Personal information
- Born: 16 April 1974 (age 51) Papua New Guinea
- Batting: Right-handed
- Role: Wicket-keeper

Career statistics
| Competition | List A | ICC Trophy |
| Matches | 7 | 12 |
| Runs scored | 67 | 187 |
| Batting average | 9.57 | 15.58 |
| 100s/50s | 0/0 | 0/0 |
| Top score | 49 | 49 |
| Balls bowled | 36 | 36 |
| Wickets | 0 | 0 |
| Bowling average | – | – |
| 5 wickets in innings | – | – |
| 10 wickets in match | – | – |
| Best bowling | – | – |
| Catches/stumpings | 1/0 | 4/0 |
- Source: CricketArchive, 13 July 2008

= Arua Uda =

Papua New Guinean cricketer (born 1974)

Arua Uda (born 16 April 1974) is a Papua New Guinean cricketer. A right-handed batsman and wicket-keeper, he has played for the Papua New Guinea national cricket team since 1996.

==Biography==
Born in Papua New Guinea in 1974, Arua Uda first represented Papua New Guinea at the 1996 ACC Trophy in Malaysia. It would be almost five years before his next appearance, at the 2001 Pacifica Cup in Auckland, where Papua New Guinea finished third. He played in the ICC Trophy later in the year and in the Pacifica Cup again the next year.

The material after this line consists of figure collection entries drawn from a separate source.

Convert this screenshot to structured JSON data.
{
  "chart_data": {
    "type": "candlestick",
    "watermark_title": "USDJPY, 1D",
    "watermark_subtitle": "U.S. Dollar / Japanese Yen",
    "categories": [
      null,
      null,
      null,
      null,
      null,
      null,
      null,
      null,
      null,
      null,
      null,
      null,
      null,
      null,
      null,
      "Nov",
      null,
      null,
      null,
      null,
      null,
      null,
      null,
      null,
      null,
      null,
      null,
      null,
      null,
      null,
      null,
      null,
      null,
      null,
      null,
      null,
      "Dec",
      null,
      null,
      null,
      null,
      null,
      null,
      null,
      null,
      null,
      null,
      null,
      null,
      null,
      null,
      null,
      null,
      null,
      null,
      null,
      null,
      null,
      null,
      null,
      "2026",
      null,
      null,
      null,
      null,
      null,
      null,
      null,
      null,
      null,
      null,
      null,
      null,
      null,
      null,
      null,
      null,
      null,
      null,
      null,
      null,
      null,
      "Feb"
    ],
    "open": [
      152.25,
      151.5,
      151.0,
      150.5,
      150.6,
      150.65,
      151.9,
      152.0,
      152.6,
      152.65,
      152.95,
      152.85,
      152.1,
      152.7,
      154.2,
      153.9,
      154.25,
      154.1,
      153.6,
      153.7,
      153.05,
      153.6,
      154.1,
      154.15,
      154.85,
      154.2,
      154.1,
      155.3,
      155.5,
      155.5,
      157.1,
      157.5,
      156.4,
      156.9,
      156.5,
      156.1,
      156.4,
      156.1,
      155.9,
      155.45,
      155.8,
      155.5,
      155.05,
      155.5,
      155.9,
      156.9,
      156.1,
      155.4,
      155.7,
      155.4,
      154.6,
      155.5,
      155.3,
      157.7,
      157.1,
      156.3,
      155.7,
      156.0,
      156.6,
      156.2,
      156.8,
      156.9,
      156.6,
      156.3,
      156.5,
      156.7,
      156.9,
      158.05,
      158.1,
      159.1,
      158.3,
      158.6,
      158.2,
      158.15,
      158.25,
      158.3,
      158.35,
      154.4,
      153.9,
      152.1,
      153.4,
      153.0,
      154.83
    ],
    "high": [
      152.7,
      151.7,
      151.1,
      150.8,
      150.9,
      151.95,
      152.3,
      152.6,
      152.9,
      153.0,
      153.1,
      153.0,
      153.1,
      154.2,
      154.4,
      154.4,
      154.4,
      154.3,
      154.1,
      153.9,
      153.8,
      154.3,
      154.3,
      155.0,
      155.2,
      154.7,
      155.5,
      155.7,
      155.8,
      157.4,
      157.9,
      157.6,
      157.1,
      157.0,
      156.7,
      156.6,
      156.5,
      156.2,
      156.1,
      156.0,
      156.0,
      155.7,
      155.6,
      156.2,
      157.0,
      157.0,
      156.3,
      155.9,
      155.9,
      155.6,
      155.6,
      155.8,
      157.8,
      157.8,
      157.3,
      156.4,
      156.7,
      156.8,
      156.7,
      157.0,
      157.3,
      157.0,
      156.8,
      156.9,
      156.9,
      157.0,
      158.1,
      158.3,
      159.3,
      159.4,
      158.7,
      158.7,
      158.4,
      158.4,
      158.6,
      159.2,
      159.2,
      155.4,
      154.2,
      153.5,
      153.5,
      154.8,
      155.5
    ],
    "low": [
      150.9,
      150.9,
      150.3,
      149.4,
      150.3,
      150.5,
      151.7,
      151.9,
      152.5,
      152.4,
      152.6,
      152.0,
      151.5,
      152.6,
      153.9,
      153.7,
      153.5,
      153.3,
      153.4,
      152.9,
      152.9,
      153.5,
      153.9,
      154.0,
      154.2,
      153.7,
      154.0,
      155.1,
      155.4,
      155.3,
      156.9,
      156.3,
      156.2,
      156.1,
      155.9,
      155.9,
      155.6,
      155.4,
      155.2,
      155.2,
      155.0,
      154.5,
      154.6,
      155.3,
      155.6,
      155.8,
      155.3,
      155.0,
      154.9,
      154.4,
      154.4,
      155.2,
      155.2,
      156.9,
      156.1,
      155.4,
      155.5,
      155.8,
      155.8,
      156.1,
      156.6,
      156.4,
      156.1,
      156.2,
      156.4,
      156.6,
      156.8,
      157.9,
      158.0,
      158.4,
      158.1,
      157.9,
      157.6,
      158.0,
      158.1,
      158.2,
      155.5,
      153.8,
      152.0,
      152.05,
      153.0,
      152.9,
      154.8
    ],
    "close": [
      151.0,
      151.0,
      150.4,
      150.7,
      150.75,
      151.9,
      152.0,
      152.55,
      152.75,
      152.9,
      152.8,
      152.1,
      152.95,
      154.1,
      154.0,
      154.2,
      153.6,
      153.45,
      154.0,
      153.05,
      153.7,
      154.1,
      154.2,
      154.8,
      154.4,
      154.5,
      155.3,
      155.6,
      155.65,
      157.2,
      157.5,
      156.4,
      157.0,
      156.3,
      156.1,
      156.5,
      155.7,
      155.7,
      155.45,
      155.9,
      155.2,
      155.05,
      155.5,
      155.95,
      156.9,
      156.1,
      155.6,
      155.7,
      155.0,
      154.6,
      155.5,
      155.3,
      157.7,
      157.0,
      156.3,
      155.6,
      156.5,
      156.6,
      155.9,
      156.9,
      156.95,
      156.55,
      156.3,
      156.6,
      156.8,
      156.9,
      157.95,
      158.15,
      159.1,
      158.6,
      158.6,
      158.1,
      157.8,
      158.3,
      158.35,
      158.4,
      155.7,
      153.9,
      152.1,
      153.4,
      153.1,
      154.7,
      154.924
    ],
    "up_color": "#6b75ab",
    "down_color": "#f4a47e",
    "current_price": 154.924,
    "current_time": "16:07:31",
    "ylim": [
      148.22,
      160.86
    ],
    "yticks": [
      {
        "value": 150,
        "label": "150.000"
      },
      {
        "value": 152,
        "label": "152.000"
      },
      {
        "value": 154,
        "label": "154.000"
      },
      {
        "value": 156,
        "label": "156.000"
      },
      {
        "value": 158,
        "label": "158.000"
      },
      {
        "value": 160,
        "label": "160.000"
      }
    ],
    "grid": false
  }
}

In 2003 he won a gold medal at the South Pacific Games when Papua New Guinea beat Fiji in the final of the cricket tournament. He played for a combined East Asia Pacific team in the Australian National Country Cricket Championships in 2004, doing the same in 2005 and 2006.

In 2005, he played in the repêchage tournament of the 2005 ICC Trophy. Papua New Guinea won the tournament after beating Fiji in the final. This qualified them for the 2005 ICC Trophy in Ireland in which Uda played, making his List A debut.

In 2007, he played in Division Three of the World Cricket League in Darwin and most recently represented his country in the cricket tournament of the 2007 South Pacific Games in Apia, Samoa, where he won a second gold medal.